À propos de la Maison Niverville

OPINION / Au cours du mois d’avril, la COVID-19 a tristement pris place dans cette maison de soins pour personnes âgées et convalescence de toutes sortes.

J’ai résidé à cet endroit pendant trois mois, à la suite d’une chute survenue en janvier dernier. L’orthopédiste m’a alors diagnostiqué une fracture à l’épaule gauche. J’ai dû porter pendant deux mois une attelle afin de maintenir en place l’épaule facturée. Pendant cette période, j’ai donc eu besoin de l’assistance du personnel qualifié de l’endroit ainsi que d’une physiothérapeute éclairée.

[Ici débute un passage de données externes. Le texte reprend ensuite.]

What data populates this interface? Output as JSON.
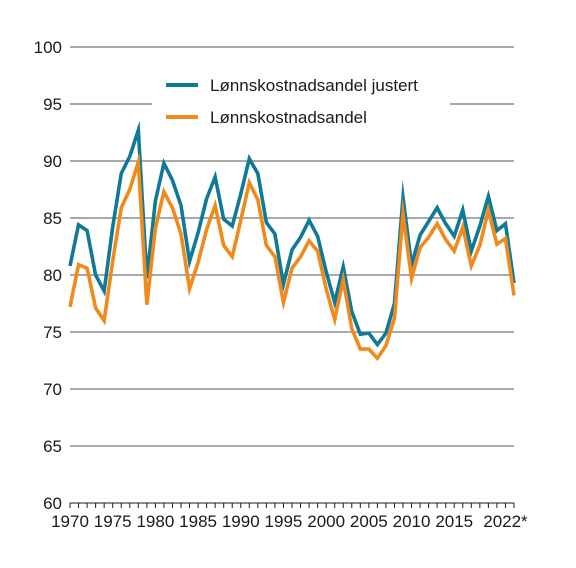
{
  "chart_data": {
    "type": "line",
    "title": "",
    "xlabel": "",
    "ylabel": "",
    "xlim": [
      1970,
      2022
    ],
    "ylim": [
      60,
      100
    ],
    "grid": true,
    "legend_position": "top-right",
    "yticks": [
      {
        "value": 60,
        "label": "60"
      },
      {
        "value": 65,
        "label": "65"
      },
      {
        "value": 70,
        "label": "70"
      },
      {
        "value": 75,
        "label": "75"
      },
      {
        "value": 80,
        "label": "80"
      },
      {
        "value": 85,
        "label": "85"
      },
      {
        "value": 90,
        "label": "90"
      },
      {
        "value": 95,
        "label": "95"
      },
      {
        "value": 100,
        "label": "100"
      }
    ],
    "xticks": [
      {
        "value": 1970,
        "label": "1970"
      },
      {
        "value": 1975,
        "label": "1975"
      },
      {
        "value": 1980,
        "label": "1980"
      },
      {
        "value": 1985,
        "label": "1985"
      },
      {
        "value": 1990,
        "label": "1990"
      },
      {
        "value": 1995,
        "label": "1995"
      },
      {
        "value": 2000,
        "label": "2000"
      },
      {
        "value": 2005,
        "label": "2005"
      },
      {
        "value": 2010,
        "label": "2010"
      },
      {
        "value": 2015,
        "label": "2015"
      },
      {
        "value": 2021,
        "label": "2022*"
      }
    ],
    "x": [
      1970,
      1971,
      1972,
      1973,
      1974,
      1975,
      1976,
      1977,
      1978,
      1979,
      1980,
      1981,
      1982,
      1983,
      1984,
      1985,
      1986,
      1987,
      1988,
      1989,
      1990,
      1991,
      1992,
      1993,
      1994,
      1995,
      1996,
      1997,
      1998,
      1999,
      2000,
      2001,
      2002,
      2003,
      2004,
      2005,
      2006,
      2007,
      2008,
      2009,
      2010,
      2011,
      2012,
      2013,
      2014,
      2015,
      2016,
      2017,
      2018,
      2019,
      2020,
      2021,
      2022
    ],
    "series": [
      {
        "name": "Lønnskostnadsandel justert",
        "color": "#0e7a98",
        "values": [
          80.8,
          84.4,
          83.9,
          80.0,
          78.6,
          84.2,
          88.9,
          90.4,
          92.7,
          79.7,
          86.5,
          89.8,
          88.3,
          86.1,
          81.2,
          83.7,
          86.7,
          88.6,
          84.9,
          84.3,
          87.1,
          90.2,
          88.9,
          84.6,
          83.6,
          79.2,
          82.2,
          83.3,
          84.8,
          83.4,
          80.3,
          77.6,
          80.7,
          76.8,
          74.8,
          74.9,
          73.9,
          74.9,
          77.5,
          86.8,
          80.9,
          83.5,
          84.7,
          85.9,
          84.5,
          83.4,
          85.7,
          82.1,
          84.3,
          86.9,
          83.9,
          84.5,
          79.3
        ]
      },
      {
        "name": "Lønnskostnadsandel",
        "color": "#f08a1c",
        "values": [
          77.2,
          80.9,
          80.6,
          77.1,
          76.0,
          81.2,
          85.9,
          87.5,
          89.9,
          77.4,
          84.1,
          87.3,
          85.9,
          83.6,
          78.8,
          81.1,
          84.0,
          86.1,
          82.6,
          81.6,
          84.8,
          88.1,
          86.6,
          82.6,
          81.6,
          77.6,
          80.6,
          81.6,
          83.0,
          82.1,
          78.8,
          76.1,
          79.6,
          75.3,
          73.5,
          73.5,
          72.7,
          73.8,
          76.2,
          85.4,
          79.7,
          82.4,
          83.3,
          84.5,
          83.1,
          82.1,
          84.2,
          80.8,
          82.6,
          85.7,
          82.7,
          83.2,
          78.2
        ]
      }
    ]
  }
}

Les journées passées à la Maison Niverville furent de tout repos. La salle à manger nous accueillait avec générosité et prodigalité. Les personnes attitrées à chacune de nous étaient très respectueuses. Comme je ne pouvais pas me servir de mon bras gauche pour me coiffer, une ou l’autre des préposés me coiffait. Tour à tour, j’avais un chignon, une tresse ou autres. Ce geste répété quotidiennement m’a aidée à conserver le moral tout au long de ma guérison. La nuit, il y avait un randonneur qui distribuait les médicaments et s’occupait des bénéficiaires.

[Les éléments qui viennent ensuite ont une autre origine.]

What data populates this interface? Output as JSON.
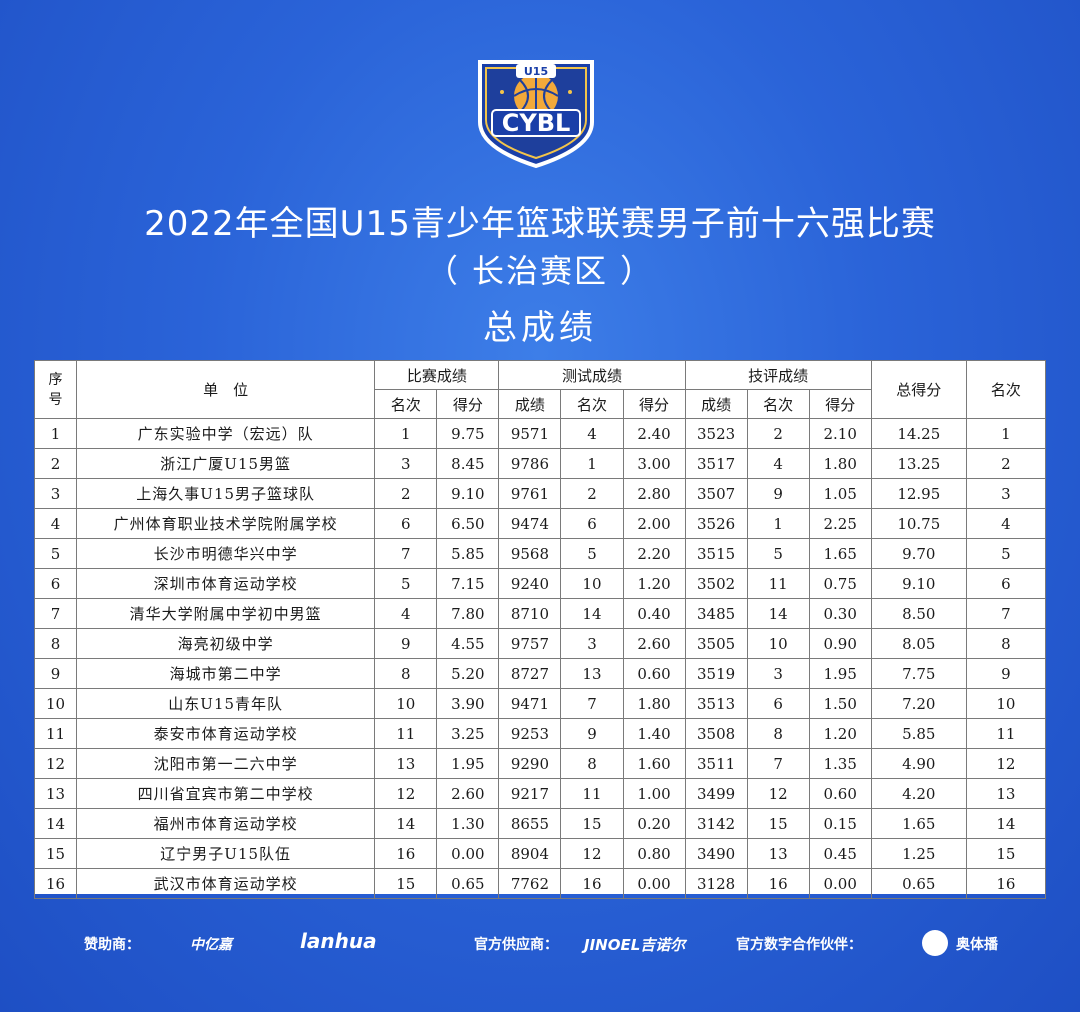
{
  "header": {
    "logo_top": "U15",
    "logo_main": "CYBL",
    "title_line1": "2022年全国U15青少年篮球联赛男子前十六强比赛",
    "title_line2": "（ 长治赛区 ）",
    "title_line3": "总成绩"
  },
  "table": {
    "col_seq": "序号",
    "col_unit": "单　位",
    "grp_match": "比赛成绩",
    "grp_test": "测试成绩",
    "grp_tech": "技评成绩",
    "col_total": "总得分",
    "col_rank": "名次",
    "sub_rank": "名次",
    "sub_score": "得分",
    "sub_result": "成绩",
    "rows": [
      {
        "seq": "1",
        "name": "广东实验中学（宏远）队",
        "m_rank": "1",
        "m_score": "9.75",
        "t_result": "9571",
        "t_rank": "4",
        "t_score": "2.40",
        "j_result": "3523",
        "j_rank": "2",
        "j_score": "2.10",
        "total": "14.25",
        "rank": "1"
      },
      {
        "seq": "2",
        "name": "浙江广厦U15男篮",
        "m_rank": "3",
        "m_score": "8.45",
        "t_result": "9786",
        "t_rank": "1",
        "t_score": "3.00",
        "j_result": "3517",
        "j_rank": "4",
        "j_score": "1.80",
        "total": "13.25",
        "rank": "2"
      },
      {
        "seq": "3",
        "name": "上海久事U15男子篮球队",
        "m_rank": "2",
        "m_score": "9.10",
        "t_result": "9761",
        "t_rank": "2",
        "t_score": "2.80",
        "j_result": "3507",
        "j_rank": "9",
        "j_score": "1.05",
        "total": "12.95",
        "rank": "3"
      },
      {
        "seq": "4",
        "name": "广州体育职业技术学院附属学校",
        "m_rank": "6",
        "m_score": "6.50",
        "t_result": "9474",
        "t_rank": "6",
        "t_score": "2.00",
        "j_result": "3526",
        "j_rank": "1",
        "j_score": "2.25",
        "total": "10.75",
        "rank": "4"
      },
      {
        "seq": "5",
        "name": "长沙市明德华兴中学",
        "m_rank": "7",
        "m_score": "5.85",
        "t_result": "9568",
        "t_rank": "5",
        "t_score": "2.20",
        "j_result": "3515",
        "j_rank": "5",
        "j_score": "1.65",
        "total": "9.70",
        "rank": "5"
      },
      {
        "seq": "6",
        "name": "深圳市体育运动学校",
        "m_rank": "5",
        "m_score": "7.15",
        "t_result": "9240",
        "t_rank": "10",
        "t_score": "1.20",
        "j_result": "3502",
        "j_rank": "11",
        "j_score": "0.75",
        "total": "9.10",
        "rank": "6"
      },
      {
        "seq": "7",
        "name": "清华大学附属中学初中男篮",
        "m_rank": "4",
        "m_score": "7.80",
        "t_result": "8710",
        "t_rank": "14",
        "t_score": "0.40",
        "j_result": "3485",
        "j_rank": "14",
        "j_score": "0.30",
        "total": "8.50",
        "rank": "7"
      },
      {
        "seq": "8",
        "name": "海亮初级中学",
        "m_rank": "9",
        "m_score": "4.55",
        "t_result": "9757",
        "t_rank": "3",
        "t_score": "2.60",
        "j_result": "3505",
        "j_rank": "10",
        "j_score": "0.90",
        "total": "8.05",
        "rank": "8"
      },
      {
        "seq": "9",
        "name": "海城市第二中学",
        "m_rank": "8",
        "m_score": "5.20",
        "t_result": "8727",
        "t_rank": "13",
        "t_score": "0.60",
        "j_result": "3519",
        "j_rank": "3",
        "j_score": "1.95",
        "total": "7.75",
        "rank": "9"
      },
      {
        "seq": "10",
        "name": "山东U15青年队",
        "m_rank": "10",
        "m_score": "3.90",
        "t_result": "9471",
        "t_rank": "7",
        "t_score": "1.80",
        "j_result": "3513",
        "j_rank": "6",
        "j_score": "1.50",
        "total": "7.20",
        "rank": "10"
      },
      {
        "seq": "11",
        "name": "泰安市体育运动学校",
        "m_rank": "11",
        "m_score": "3.25",
        "t_result": "9253",
        "t_rank": "9",
        "t_score": "1.40",
        "j_result": "3508",
        "j_rank": "8",
        "j_score": "1.20",
        "total": "5.85",
        "rank": "11"
      },
      {
        "seq": "12",
        "name": "沈阳市第一二六中学",
        "m_rank": "13",
        "m_score": "1.95",
        "t_result": "9290",
        "t_rank": "8",
        "t_score": "1.60",
        "j_result": "3511",
        "j_rank": "7",
        "j_score": "1.35",
        "total": "4.90",
        "rank": "12"
      },
      {
        "seq": "13",
        "name": "四川省宜宾市第二中学校",
        "m_rank": "12",
        "m_score": "2.60",
        "t_result": "9217",
        "t_rank": "11",
        "t_score": "1.00",
        "j_result": "3499",
        "j_rank": "12",
        "j_score": "0.60",
        "total": "4.20",
        "rank": "13"
      },
      {
        "seq": "14",
        "name": "福州市体育运动学校",
        "m_rank": "14",
        "m_score": "1.30",
        "t_result": "8655",
        "t_rank": "15",
        "t_score": "0.20",
        "j_result": "3142",
        "j_rank": "15",
        "j_score": "0.15",
        "total": "1.65",
        "rank": "14"
      },
      {
        "seq": "15",
        "name": "辽宁男子U15队伍",
        "m_rank": "16",
        "m_score": "0.00",
        "t_result": "8904",
        "t_rank": "12",
        "t_score": "0.80",
        "j_result": "3490",
        "j_rank": "13",
        "j_score": "0.45",
        "total": "1.25",
        "rank": "15"
      },
      {
        "seq": "16",
        "name": "武汉市体育运动学校",
        "m_rank": "15",
        "m_score": "0.65",
        "t_result": "7762",
        "t_rank": "16",
        "t_score": "0.00",
        "j_result": "3128",
        "j_rank": "16",
        "j_score": "0.00",
        "total": "0.65",
        "rank": "16"
      }
    ]
  },
  "footer": {
    "sponsor_label": "赞助商：",
    "sponsor_logo1": "中亿嘉",
    "sponsor_logo2": "lanhua",
    "supplier_label": "官方供应商：",
    "supplier_logo": "JINOEL吉诺尔",
    "digital_label": "官方数字合作伙伴：",
    "digital_logo": "奥体播"
  }
}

J’aimerais vous dire que cette Maison Niverville est un trésor pour qui veut y séjourner. Mon fils a mis fin à ce séjour un peu avant Pâques car j’étais parfaitement bien pour retrouver ma maison et je voulais éviter les risques qui guettent présentement les résidences pour personnes âgées du Québec.

Avec l’aide de Yves, qui cohabite avec moi pendant ces semaines de confinement, je poursuis ma guérison.

Bravo à la Maison Niverville, à ses dirigeants et son personnel du tonnerre.